<月刊AMI>2012年6月号 Vol.131 ■△▽●○□


1.「変わる」という事のメカニズム


 右掲は「4つの人材」と言われるものです。
誰でも「この会社で頑張るぞ!」という思いで入社されていると思います。
しかし、時間が経過するにつれて「志」が変化していくのです。
どんな集団でも「80:20の法則」が働いて、上昇気流に乗る2割ほどの人と残り8割と別れるのですが、さらに、その8割のうち2割の方は逆の方向に向かってしまい「罪」という「人罪」になってしまうのです。

 こういう意味で「人事」という事は難しいのですが、最近、言われている「一樹百穫」という格言があります。
「一樹百穫」は、中国の古典である「管子」に出て来るもので、「富国強兵」の秘訣を、短期的スパンと長期的スパンに分けて教えるものであります。
「樹」は、動詞で植えるという意味で使われており、

 ★1回植えて、1年以内に、成果を出すには、穀物を植える
 ★10年という時間をかけるならば、木を植えると毎年実りが出るので穀物よりも収穫が大きい
 ★さらに、時間をかけて、より大きな収穫を求めるならば、人を育てよ

と教えているのです。
「百穫」は100年間の収穫とか100倍の収穫と置き換えることが出来ますが、「人」の能力の大きさを示して「人材育成」を説いているのです。


 もう一つ重要な事は、右掲の比叡山延暦寺の開祖である最澄が著した「山家学生式」にある「一隅を照らす、此れ即ち国宝なりと」という言葉です。
「径寸」とは金銀財宝のことで「一隅」とは今いる場所のことを指し、つまり、「一隅を照らす」が意味するところは、「お金や財宝は国の宝ではなく、家庭や職場など、自分自身が置かれたその場所で、精一杯努力し、明るく光り輝くことのできる人こそ、何物にも代え難い貴い国の宝である。」
と教えています。

 このように、中国の古典で「人を育てよ」と教え、日本の古典では「一隅を照らす」人こそ「宝」と教えているのです。
4月末に起こった夜行バス事故の被害者の中で、職場の上司の方がインタビューに応えて「宝」を失ったと表現されていましたが、素晴らしい上司の言葉と思いました。

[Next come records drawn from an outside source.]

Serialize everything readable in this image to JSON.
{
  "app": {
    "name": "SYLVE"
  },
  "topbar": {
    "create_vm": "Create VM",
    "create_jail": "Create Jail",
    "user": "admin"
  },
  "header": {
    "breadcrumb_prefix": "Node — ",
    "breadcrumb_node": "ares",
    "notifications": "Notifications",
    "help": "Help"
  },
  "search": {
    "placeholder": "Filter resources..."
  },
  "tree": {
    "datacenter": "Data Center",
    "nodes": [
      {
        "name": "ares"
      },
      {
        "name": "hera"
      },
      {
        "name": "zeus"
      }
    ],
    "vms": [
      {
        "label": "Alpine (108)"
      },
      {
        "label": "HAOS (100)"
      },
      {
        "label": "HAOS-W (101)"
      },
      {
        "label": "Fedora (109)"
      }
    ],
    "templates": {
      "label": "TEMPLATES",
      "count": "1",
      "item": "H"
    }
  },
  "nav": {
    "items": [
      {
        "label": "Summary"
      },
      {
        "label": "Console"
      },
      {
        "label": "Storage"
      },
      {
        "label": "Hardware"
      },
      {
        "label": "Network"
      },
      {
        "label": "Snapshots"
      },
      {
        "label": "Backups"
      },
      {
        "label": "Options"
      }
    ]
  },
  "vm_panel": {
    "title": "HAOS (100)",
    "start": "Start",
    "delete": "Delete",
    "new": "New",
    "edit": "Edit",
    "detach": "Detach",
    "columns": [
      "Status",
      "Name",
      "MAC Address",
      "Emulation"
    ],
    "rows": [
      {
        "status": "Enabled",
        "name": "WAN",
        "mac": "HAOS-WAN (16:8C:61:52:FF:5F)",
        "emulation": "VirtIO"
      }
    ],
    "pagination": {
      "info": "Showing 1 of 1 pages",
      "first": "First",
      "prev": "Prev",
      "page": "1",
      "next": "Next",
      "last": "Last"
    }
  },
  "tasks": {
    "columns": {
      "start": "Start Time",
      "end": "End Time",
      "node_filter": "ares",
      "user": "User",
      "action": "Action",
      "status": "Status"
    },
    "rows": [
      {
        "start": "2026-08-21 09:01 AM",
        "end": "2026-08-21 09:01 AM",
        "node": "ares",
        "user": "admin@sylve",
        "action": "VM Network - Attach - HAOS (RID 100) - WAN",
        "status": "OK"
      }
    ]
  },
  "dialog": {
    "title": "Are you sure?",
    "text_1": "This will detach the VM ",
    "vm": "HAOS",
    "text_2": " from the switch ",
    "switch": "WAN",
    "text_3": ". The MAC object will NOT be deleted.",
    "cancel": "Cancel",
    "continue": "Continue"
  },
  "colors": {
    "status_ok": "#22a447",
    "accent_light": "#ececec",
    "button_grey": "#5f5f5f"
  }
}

 今、我々は「人財」と呼ばれる働きをしているでしょうか。
また、そうと言わずとも「一隅を照らす」という「人材」と認められる存在であるだろうかと自問自答してみたいのです。
自分では、そうだと思っていても、他人の評価が違っているケースが多いのです。
このギャップを知る必要があります。
評価されない理由って、何だろうという事です。確かに、自分の仕事では立派な業績を残しているかも知れませんが、他人との関り方がまずいと他人へ悪影響を及ぼすという弊害もあるのです。
この他人との関り方が上手でなくてはならないのです。
まさに「鶏口牛後」という格言通りなのです。
小さな集団でもリーダーシップを発揮する人が「人材」であり「人財」となるのです。

 世間は厳しい風が吹き荒れているのです。
「人材」と評される人が多くなることが重要です。
まずは「一隅を照らす」であり、それを通して、周囲と上手に絡み合ってリーダーシップを発揮できるようになって頂きたいし、そうでない方は、少なくとも「人在」で留まって「人罪」にならないように言動に注意したいものです。
よろしくお願いします。
2。「さいごに」
 今月は「4つの人材」について書きました。
よく、「人材センター」という組織や会社がありますが、そこから派遣されてくる人は、限られた能力で「人材」なのです。
会社に入った方は、「一隅を照らす」からリーダーシップをとれる人に育って初めて「人材」なのだと思います。
「変えられるのは自分だけ」と言われますが、自分が変わることによって「他人」が影響を受けて変わってくる事が重要なのです。
まず、自分から変わって行きましょう。